Circles and Triangles, the NLSM and Tr($Φ^3$)

Abstract: A surprising connection has recently been made between the amplitudes for Tr($\Phi^3$) theory and the non-linear sigma model (NLSM). A simple shift of kinematic variables naturally suggested by the associahedron/stringy representation of Tr$(\Phi^3$) theory yields pion amplitudes at all loops. In this note we provide an elementary motivation and proof for this link going in the opposite direction, starting from the non-linear sigma model and discovering its formulation as a sum over triangulations of surfaces with simple numerator factors. This uses an ancient connection between "circles" and "triangles", interpreting the equation $y = \sqrt{1 - x^2}$ both as parametrizing points on a circle as well as generating the number of triangulations of polygons. A further simplification of the numerator factors exposes them as arising from the kinematically shifted Tr($\Phi^3$) theory, and gives rise to novel tropical representations of NLSM amplitudes.

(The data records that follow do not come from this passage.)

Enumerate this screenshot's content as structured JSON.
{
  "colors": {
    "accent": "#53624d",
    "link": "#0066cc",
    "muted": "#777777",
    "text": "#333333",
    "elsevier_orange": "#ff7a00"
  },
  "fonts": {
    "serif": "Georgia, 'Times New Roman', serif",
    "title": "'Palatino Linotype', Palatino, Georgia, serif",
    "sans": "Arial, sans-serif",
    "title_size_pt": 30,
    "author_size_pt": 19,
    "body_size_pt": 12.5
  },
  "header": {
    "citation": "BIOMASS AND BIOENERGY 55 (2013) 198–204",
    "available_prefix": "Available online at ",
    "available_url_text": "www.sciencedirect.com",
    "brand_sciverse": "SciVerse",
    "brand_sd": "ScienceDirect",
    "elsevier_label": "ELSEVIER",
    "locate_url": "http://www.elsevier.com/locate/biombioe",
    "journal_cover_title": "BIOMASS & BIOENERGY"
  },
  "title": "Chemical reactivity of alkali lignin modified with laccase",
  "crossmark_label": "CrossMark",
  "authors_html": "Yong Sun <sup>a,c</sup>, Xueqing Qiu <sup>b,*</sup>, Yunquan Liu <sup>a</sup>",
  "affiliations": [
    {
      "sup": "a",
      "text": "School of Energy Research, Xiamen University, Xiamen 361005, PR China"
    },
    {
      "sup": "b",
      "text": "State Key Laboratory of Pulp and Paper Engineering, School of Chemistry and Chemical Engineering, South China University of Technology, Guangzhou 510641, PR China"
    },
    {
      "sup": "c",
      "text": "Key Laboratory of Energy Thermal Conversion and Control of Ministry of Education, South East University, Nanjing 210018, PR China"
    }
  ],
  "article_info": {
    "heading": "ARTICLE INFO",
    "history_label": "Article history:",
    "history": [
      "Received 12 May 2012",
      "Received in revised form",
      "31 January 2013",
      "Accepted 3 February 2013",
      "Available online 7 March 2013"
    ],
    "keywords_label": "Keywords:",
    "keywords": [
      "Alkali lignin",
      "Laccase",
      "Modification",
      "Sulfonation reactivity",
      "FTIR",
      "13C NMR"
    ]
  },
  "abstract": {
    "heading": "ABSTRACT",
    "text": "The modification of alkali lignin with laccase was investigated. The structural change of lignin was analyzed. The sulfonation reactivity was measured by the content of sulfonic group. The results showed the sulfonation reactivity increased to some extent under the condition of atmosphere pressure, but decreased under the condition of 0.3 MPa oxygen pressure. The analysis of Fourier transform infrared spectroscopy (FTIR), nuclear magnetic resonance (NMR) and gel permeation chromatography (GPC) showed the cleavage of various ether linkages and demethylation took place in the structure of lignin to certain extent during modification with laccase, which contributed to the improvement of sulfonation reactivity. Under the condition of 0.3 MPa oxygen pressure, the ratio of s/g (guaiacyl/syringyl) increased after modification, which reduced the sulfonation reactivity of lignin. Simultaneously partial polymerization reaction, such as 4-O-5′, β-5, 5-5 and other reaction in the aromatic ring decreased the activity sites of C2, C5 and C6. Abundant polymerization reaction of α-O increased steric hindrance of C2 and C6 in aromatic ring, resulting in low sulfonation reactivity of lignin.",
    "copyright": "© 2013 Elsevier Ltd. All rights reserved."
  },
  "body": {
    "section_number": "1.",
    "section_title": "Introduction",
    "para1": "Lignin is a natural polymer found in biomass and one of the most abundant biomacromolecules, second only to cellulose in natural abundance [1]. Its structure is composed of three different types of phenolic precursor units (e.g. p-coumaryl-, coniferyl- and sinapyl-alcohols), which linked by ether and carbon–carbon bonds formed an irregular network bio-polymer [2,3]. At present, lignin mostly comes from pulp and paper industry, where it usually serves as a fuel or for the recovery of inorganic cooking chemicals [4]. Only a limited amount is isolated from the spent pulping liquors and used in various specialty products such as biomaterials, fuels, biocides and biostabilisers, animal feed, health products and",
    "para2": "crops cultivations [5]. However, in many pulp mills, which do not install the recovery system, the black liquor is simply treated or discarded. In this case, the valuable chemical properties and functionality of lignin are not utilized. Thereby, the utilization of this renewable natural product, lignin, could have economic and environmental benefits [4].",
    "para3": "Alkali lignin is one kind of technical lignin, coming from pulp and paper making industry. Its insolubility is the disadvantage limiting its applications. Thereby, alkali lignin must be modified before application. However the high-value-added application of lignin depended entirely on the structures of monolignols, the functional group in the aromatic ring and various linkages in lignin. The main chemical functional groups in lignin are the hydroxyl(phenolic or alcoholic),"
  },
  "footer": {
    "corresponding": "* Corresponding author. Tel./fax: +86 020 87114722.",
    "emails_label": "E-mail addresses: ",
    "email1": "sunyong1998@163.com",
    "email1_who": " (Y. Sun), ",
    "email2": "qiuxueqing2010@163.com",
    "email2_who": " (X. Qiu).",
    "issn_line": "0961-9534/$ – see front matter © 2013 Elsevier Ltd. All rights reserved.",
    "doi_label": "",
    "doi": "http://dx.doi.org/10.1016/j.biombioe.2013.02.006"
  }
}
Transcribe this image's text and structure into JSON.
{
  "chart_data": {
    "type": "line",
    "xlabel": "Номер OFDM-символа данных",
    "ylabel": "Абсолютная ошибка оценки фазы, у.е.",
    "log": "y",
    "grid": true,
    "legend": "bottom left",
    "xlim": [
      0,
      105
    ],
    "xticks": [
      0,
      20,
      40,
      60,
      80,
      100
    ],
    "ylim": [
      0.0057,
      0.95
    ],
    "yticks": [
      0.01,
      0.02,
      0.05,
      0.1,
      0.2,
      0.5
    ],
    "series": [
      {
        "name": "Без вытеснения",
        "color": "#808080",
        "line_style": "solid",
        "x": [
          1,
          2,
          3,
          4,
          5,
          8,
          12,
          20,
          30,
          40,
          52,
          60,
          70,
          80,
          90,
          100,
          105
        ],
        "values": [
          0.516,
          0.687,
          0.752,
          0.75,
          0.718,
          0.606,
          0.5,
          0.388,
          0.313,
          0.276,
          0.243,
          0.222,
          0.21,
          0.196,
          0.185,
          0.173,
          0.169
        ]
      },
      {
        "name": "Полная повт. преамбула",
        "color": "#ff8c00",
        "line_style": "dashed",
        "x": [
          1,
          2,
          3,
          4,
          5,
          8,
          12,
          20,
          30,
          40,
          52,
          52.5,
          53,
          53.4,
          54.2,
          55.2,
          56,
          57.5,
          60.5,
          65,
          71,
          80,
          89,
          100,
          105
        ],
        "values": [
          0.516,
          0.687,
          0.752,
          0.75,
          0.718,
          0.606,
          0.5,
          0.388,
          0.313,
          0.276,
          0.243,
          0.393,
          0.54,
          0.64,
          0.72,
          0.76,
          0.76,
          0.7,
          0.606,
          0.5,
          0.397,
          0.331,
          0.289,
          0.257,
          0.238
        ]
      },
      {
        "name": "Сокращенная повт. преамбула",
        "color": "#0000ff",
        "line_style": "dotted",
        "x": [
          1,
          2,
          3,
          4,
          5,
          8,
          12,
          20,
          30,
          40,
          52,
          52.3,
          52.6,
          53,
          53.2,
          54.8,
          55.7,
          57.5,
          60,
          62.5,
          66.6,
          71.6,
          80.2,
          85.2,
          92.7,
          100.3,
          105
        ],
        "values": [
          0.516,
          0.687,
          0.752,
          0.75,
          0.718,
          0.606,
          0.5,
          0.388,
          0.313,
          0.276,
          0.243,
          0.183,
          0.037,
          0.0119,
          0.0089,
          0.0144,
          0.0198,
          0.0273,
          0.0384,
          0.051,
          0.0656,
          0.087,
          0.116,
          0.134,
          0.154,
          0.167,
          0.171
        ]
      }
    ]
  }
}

The connection to Tr$(\Phi^3)$ theory defines a natural notion of "surface-soft limit" intrinsic to curves on surfaces. Remarkably, with this definition, the soft limit of pion amplitudes vanishes directly at the level of the integrand, via obvious pairwise cancellations. We also give simple, explicit expressions for the multi-soft factors for tree and loop-level integrands in the limit as any number of pions are taken "surface-soft".